The chairman of the committee, Kabiru Marafa, had advised that continuous delay of the approval of the promissory note request will affect the liquidity of the oil companies and undermine their crucial role in the development of the economy.

In the report, the committee recommended that the 55 oil marketers be paid 100 per cent of their claims. Of the said amount, 55 oil marketers are to receive N276 billion (N275,750,415,108) while 19 others will get N73 billion (N73,452,639,866).

The committee also called for the payment of 65 per cent claims to some marketers due to contentions in their figures.

The committee was of the opinion that interim payments should be effected to the marketers pending full verification was done.

Though the spokesman of AMCON, Jude Nwauzor, could not be reached to confirm this development or respond to SMS from our correspondent, the executive secretary of DAPPMA, Mr. Olufemi Adewole, confirmed that its members were already losing their investments to AMCON.

Adewole said: “I will not be in a position to give you names of the depots now shut down by AMCON and the banks, but I can only tell you that our members are now losing their assets to the agency.

“Again, let me emphasise that the figures currently being reported is not accurate because every day interest on the loan multiplies, but I cannot calculate it or give exact figures. However, the information and devastating aspect of this unfinished business is the loss of assets by our members.”

Adewole further lamented that the inability of the federal government to pay the debt had resulted in massive job losses in the oil and gas industry (downstream), which had affected the marketers’ business operations, adding that 60 per cent of marketers are already out of business.

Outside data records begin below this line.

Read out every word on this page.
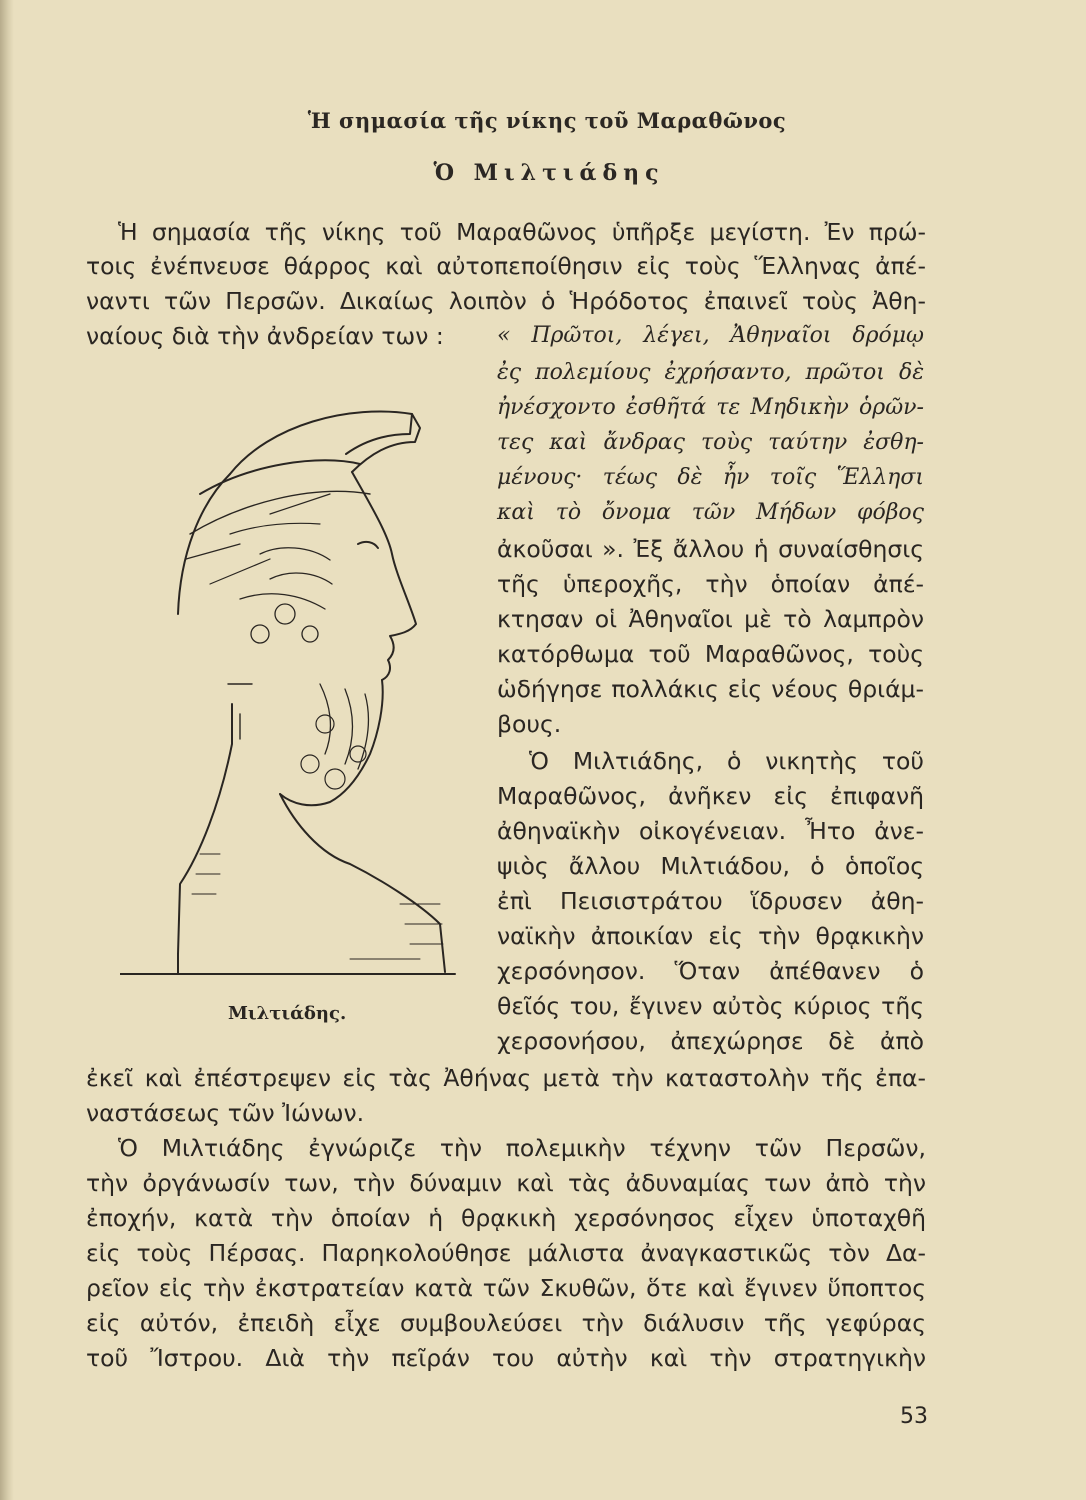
Ἡ σημασία τῆς νίκης τοῦ Μαραθῶνος
Ὁ Μιλτιάδης
Ἡ σημασία τῆς νίκης τοῦ Μαραθῶνος ὑπῆρξε μεγίστη. Ἐν πρώ-
τοις ἐνέπνευσε θάρρος καὶ αὐτοπεποίθησιν εἰς τοὺς Ἕλληνας ἀπέ-
ναντι τῶν Περσῶν. Δικαίως λοιπὸν ὁ Ἡρόδοτος ἐπαινεῖ τοὺς Ἀθη-
ναίους διὰ τὴν ἀνδρείαν των :	« Πρῶτοι, λέγει, Ἀθηναῖοι δρόμῳ
ἐς πολεμίους ἐχρήσαντο, πρῶτοι δὲ
ἠνέσχοντο ἐσθῆτά τε Μηδικὴν ὁρῶν-
τες καὶ ἄνδρας τοὺς ταύτην ἐσθη-
μένους· τέως δὲ ἦν τοῖς Ἕλλησι
καὶ τὸ ὄνομα τῶν Μήδων φόβος
ἀκοῦσαι ». Ἐξ ἄλλου ἡ συναίσθησις
τῆς ὑπεροχῆς, τὴν ὁποίαν ἀπέ-
κτησαν οἱ Ἀθηναῖοι μὲ τὸ λαμπρὸν
κατόρθωμα τοῦ Μαραθῶνος, τοὺς
ὡδήγησε πολλάκις εἰς νέους θριάμ-
βους.
Ὁ Μιλτιάδης, ὁ νικητὴς τοῦ
Μαραθῶνος, ἀνῆκεν εἰς ἐπιφανῆ
ἀθηναϊκὴν οἰκογένειαν. Ἦτο ἀνε-
ψιὸς ἄλλου Μιλτιάδου, ὁ ὁποῖος
ἐπὶ Πεισιστράτου ἵδρυσεν ἀθη-
ναϊκὴν ἀποικίαν εἰς τὴν θρᾳκικὴν
χερσόνησον. Ὅταν ἀπέθανεν ὁ
θεῖός του, ἔγινεν αὐτὸς κύριος τῆς
χερσονήσου, ἀπεχώρησε δὲ ἀπὸ
ἐκεῖ καὶ ἐπέστρεψεν εἰς τὰς Ἀθήνας μετὰ τὴν καταστολὴν τῆς ἐπα-
ναστάσεως τῶν Ἰώνων.
Ὁ Μιλτιάδης ἐγνώριζε τὴν πολεμικὴν τέχνην τῶν Περσῶν,
τὴν ὀργάνωσίν των, τὴν δύναμιν καὶ τὰς ἀδυναμίας των ἀπὸ τὴν
ἐποχήν, κατὰ τὴν ὁποίαν ἡ θρᾳκικὴ χερσόνησος εἶχεν ὑποταχθῆ
εἰς τοὺς Πέρσας. Παρηκολούθησε μάλιστα ἀναγκαστικῶς τὸν Δα-
ρεῖον εἰς τὴν ἐκστρατείαν κατὰ τῶν Σκυθῶν, ὅτε καὶ ἔγινεν ὕποπτος
εἰς αὐτόν, ἐπειδὴ εἶχε συμβουλεύσει τὴν διάλυσιν τῆς γεφύρας
τοῦ Ἴστρου. Διὰ τὴν πεῖράν του αὐτὴν καὶ τὴν στρατηγικὴν
Μιλτιάδης.
53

According to him, aside marketers that have been forced out of business, others were struggling to survive due to the government’s inability to settle the subsidy arrears, a development, he said, had been threatening investment in the downstream sector.

He said: “It has had very adverse effects on our operations. I am aware of two depots that have been forcibly taken over by banks because they got injunctions from the courts.

“They did so the moment they heard that the National Assembly had approved payment to marketers. Unfortunately, as at today, the money is yet to get into our accounts.

“Some marketers had to lay off more than 90 per cent of their staff because of financial challenges.”

Adewole, however, said that the government had promised that part of the money would come as promissory note and cash.

According to him, the information gathered was that government may pay only in promissory note.

“It means you have to go back and discount this promissory note in the bank. This means we are losing because the money has been delayed and this adds up the interest to be charged on our accounts. Really, what was approved to be paid is not the actual amount the government owes us, the interest came about as a result of devaluation of the naira from N197 to N285 to a dollar,” he explained.

On his part, the chairman of MOMAN, Andrew Gbodume, said: “We appreciate the efforts of the National Assembly, but the non-payment creates a significantly negative impact on the operational efficiency of the downstream sector of the oil industry.

“We can’t pay salaries, and staff reviews in terms of emoluments cannot be done because of this sum owed us.”

He added that the current business model in the downstream sector was unworkable, unsustainable and needed to be reviewed by stakeholders.